Given these staggering statistics, how is it possible for caregivers not to wash their hands when they go in and out of a patient’s room? Excuses abound. Health care workers tell themselves it is not essential to wash if a patient seems healthy. They may rationalize that it’s too much trouble or that they don’t have the time. But make no mistake, if improper hand hygiene put 14,000 caregivers at risk of dying, the culture and rules of health care would change rapidly.
Some of the same leaders who demand hazmat suits to protect health care workers from Ebola have done little to address the risks involved when health care workers don’t wash their hands. Ending this double standard will save lives.

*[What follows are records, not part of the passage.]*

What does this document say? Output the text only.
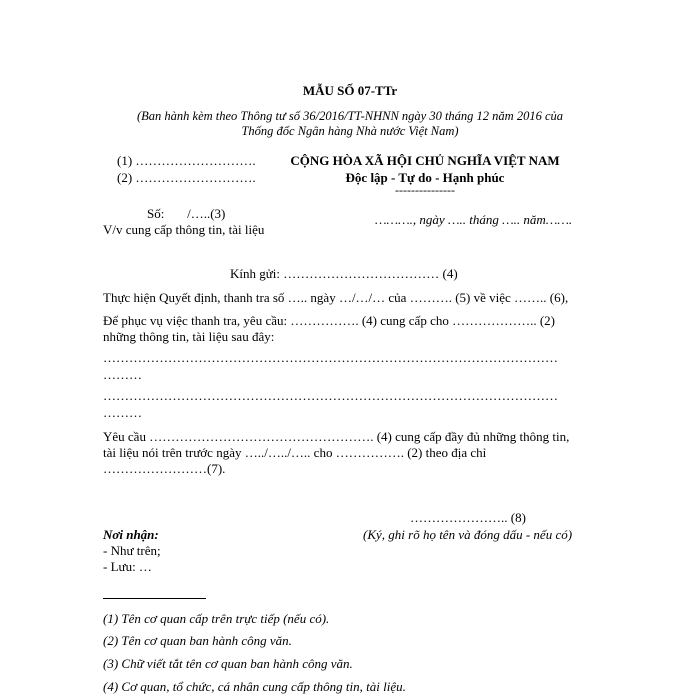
MẪU SỐ 07-TTr
(Ban hành kèm theo Thông tư số 36/2016/TT-NHNN ngày 30 tháng 12 năm 2016 của
Thống đốc Ngân hàng Nhà nước Việt Nam)
(1) ……………………….
(2) ……………………….
CỘNG HÒA XÃ HỘI CHỦ NGHĨA VIỆT NAM
Độc lập - Tự do - Hạnh phúc
---------------
Số:       /…..(3)
V/v cung cấp thông tin, tài liệu
………., ngày ….. tháng ….. năm…….
Kính gửi: ……………………………… (4)
Thực hiện Quyết định, thanh tra số ….. ngày …/…/… của ………. (5) về việc …….. (6),
Để phục vụ việc thanh tra, yêu cầu: ……………. (4) cung cấp cho ……………….. (2)
những thông tin, tài liệu sau đây:
……………………………………………………………………………………………
………
……………………………………………………………………………………………
………
Yêu cầu ……………………………………………. (4) cung cấp đầy đủ những thông tin,
tài liệu nói trên trước ngày …../…../….. cho ……………. (2) theo địa chỉ
……………………(7).
………………….. (8)
(Ký, ghi rõ họ tên và đóng dấu - nếu có)
Nơi nhận:
- Như trên;
- Lưu: …
(1) Tên cơ quan cấp trên trực tiếp (nếu có).
(2) Tên cơ quan ban hành công văn.
(3) Chữ viết tắt tên cơ quan ban hành công văn.
(4) Cơ quan, tổ chức, cá nhân cung cấp thông tin, tài liệu.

Of course, we need to do everything we can to protect the population at large from Ebola, especially those dedicated individuals caring for its victims. As TIME’s Nancy Gibbs writes, “Anyone willing to treat Ebola victims (runs) the risk of becoming one.” We owe a debt of gratitude to these Ebola fighters who have risked their lives providing care to the African communities so severely impacted by this disease. Through their efforts, we are making real progress toward stopping the outbreak. After all, preventing the spread of Ebola in West Africa is the best way to protect people in the U.S.
But we as a health care community must also invest the same level of passion and concern to stop the spread of C. diff and other hospital-acquired infections. No health care worker wants to hurt patients, but it happens. And all too often, the health care double standard is to blame.